The outspoken CEO said the state-owned national carrier of Qatar already has some level of cooperation with Emirates, but a commercial-level alliance would unleash huge benefits for the region and its aviation giants.

“At the moment, we have human resources cooperation. We have technical cooperation. We also have training cooperation with Emirates,” Al Baker told Khaleej Times on board a 787 Dreamliner fitted with a redesigned lithium-ion battery system that has layers of safeguards to prevent overheating.

It was Qatar Airways’ first 787 commercial service after the US Federal Aviation Administration and regulators in other nations grounded the entire Dreamliner fleet, following a battery fire in January.

“We have such a huge potential, so it’s apparent that Qatar Airways and Emirates should get together and work even more closely on the commercial side,” Al Baker said.

Asked if it’s a question of who makes the first move to send a feeler, he said that between two friends, the question of who will make the first move is not relevant. “There is always a move. We are very close to Emirates and the two carriers have been in cooperation for a long time.”

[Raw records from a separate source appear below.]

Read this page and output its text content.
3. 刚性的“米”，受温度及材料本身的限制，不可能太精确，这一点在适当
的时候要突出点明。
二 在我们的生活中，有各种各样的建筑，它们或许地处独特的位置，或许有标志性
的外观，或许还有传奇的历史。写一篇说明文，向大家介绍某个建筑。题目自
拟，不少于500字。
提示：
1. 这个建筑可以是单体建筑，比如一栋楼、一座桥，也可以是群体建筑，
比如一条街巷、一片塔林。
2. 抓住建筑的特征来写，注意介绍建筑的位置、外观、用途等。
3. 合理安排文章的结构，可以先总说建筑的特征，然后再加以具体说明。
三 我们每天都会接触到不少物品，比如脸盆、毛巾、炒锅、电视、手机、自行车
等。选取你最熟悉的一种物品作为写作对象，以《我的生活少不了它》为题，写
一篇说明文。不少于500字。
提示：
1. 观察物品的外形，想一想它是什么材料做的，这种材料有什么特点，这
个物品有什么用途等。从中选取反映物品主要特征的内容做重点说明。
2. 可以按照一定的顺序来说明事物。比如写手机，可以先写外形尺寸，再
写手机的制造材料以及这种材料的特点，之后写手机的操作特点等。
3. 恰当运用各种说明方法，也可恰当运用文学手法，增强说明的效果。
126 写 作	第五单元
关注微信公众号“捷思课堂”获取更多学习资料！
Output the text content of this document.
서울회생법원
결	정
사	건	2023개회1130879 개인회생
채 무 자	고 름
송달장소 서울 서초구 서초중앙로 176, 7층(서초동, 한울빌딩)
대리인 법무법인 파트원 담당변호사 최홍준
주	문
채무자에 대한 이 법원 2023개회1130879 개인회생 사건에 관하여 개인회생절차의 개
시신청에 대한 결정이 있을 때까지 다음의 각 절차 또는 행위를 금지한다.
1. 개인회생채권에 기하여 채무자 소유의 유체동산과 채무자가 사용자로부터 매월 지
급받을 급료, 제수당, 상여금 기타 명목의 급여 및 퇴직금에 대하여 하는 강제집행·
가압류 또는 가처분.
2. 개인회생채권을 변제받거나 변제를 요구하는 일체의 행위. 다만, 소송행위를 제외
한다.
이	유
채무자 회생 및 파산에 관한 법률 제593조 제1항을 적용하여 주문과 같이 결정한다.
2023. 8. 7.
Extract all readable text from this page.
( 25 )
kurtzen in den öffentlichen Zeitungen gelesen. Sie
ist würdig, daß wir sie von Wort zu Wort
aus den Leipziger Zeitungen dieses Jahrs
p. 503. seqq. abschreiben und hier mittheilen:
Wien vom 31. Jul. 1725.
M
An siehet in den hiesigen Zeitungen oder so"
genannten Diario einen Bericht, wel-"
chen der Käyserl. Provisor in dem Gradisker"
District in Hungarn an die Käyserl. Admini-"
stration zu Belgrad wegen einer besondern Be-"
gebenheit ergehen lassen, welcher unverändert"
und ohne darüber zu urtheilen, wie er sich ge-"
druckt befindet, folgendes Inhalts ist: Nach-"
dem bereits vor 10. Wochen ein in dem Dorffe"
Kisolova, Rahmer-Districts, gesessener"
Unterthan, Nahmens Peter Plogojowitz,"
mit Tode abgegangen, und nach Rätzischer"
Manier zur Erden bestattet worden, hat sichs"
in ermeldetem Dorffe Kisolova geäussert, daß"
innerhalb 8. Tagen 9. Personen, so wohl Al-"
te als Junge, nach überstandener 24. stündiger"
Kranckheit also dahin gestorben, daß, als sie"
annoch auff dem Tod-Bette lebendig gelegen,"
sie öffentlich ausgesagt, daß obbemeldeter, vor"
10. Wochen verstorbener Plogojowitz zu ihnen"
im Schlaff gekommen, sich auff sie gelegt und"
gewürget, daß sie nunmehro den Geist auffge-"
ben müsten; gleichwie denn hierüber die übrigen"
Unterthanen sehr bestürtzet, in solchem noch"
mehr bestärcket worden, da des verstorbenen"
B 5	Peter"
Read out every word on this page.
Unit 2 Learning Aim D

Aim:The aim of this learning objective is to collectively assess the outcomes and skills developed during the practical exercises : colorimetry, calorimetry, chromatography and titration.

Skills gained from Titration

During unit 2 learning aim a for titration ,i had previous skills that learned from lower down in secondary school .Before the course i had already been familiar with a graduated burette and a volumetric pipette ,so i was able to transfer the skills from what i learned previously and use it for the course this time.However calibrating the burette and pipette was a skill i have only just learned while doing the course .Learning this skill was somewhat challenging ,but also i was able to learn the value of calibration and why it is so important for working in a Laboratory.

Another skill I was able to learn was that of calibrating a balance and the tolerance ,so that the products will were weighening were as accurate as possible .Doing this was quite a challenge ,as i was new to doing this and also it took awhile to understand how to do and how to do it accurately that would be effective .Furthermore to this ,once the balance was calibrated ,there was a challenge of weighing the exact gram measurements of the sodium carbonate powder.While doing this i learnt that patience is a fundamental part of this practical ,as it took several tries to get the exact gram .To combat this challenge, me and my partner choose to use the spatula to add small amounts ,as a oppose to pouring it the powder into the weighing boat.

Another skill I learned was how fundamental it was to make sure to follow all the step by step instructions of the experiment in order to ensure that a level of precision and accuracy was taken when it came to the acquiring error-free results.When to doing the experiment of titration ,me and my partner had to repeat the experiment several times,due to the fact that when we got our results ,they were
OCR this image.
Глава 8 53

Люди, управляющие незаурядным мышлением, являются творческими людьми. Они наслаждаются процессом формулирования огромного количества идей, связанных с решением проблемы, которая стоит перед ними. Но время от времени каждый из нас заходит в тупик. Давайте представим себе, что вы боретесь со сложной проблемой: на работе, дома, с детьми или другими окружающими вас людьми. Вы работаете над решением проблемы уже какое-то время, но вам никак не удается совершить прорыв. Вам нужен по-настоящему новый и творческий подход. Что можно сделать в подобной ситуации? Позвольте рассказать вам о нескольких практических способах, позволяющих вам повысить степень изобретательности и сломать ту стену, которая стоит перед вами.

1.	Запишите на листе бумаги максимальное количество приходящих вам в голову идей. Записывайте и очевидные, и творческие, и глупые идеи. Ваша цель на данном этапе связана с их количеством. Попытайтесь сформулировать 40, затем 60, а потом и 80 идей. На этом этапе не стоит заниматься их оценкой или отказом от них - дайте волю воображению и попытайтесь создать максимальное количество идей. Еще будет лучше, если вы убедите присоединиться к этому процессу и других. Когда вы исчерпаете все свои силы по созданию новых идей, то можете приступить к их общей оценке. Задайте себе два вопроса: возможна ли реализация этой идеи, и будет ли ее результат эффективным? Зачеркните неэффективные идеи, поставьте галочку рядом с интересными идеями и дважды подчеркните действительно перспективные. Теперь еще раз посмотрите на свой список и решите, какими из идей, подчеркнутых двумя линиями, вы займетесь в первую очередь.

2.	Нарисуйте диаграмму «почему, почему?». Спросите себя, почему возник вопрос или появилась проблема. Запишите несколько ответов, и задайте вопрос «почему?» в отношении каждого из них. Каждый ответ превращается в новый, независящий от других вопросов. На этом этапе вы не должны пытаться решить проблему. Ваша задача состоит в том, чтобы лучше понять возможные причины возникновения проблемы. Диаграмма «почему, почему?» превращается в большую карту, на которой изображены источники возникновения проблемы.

He said the closeness between Emirates and Qatar Airways would make a very strong alliance. “Just a year ago, did you even imagine that Emirates and Qantas will get together? Things in aviation move very fast. So you never know. I have always thought that integration of Emirates and Qatar Airways will benefit this region and make the two airlines even stronger than they are today.”

Asked why he preferred Emirates over other airlines, Al Baker said the world’s largest airline by international traffic, was a very strongly established airline and its vast global network could hugely complement Qatar Airways.

Emirates Group posted Dh2.1 billion net profit for the first six months of its current fiscal year ending September 30, 2012, up 68 per cent from Dh1.3 billion on the previous year. Asked if he would call it a dream alliance for Qatar Airways, Al Baker said alliances between friends need not be publicised in terms of adjectives.

Saj Ahmad, chief analyst at London-based StrategicAero Research, said it was no surprise Qatar Airways wants links with Emirates. “Both have deals with Qantas and they both are the fastest growing Arabian airlines. And it’s clear from the UAE’s investment in Dubai Airport and DWC that any pact between these two carriers would result in an amazing global pairing for customers,” he said.

“Whether a deal will happen is not yet clear, but you would certainly see them cooperate closer in the future,” Ahmad added.

Qatar Airways CEO Al Baker conceded that the grounding of the 787 fleet due to the battery snag had impacted his carrier’s ambitious expansion plans severely.

“We have now clawed back new destinations we were scheduled to launch. We were planning 15 new routes, but now I have to settle for 10. I am very unhappy,” he said.

“And because we are not launching new destinations, it is impacting our bottom line,” he said, adding that the Dreamliner debacle had cost the airline over $200 million till now.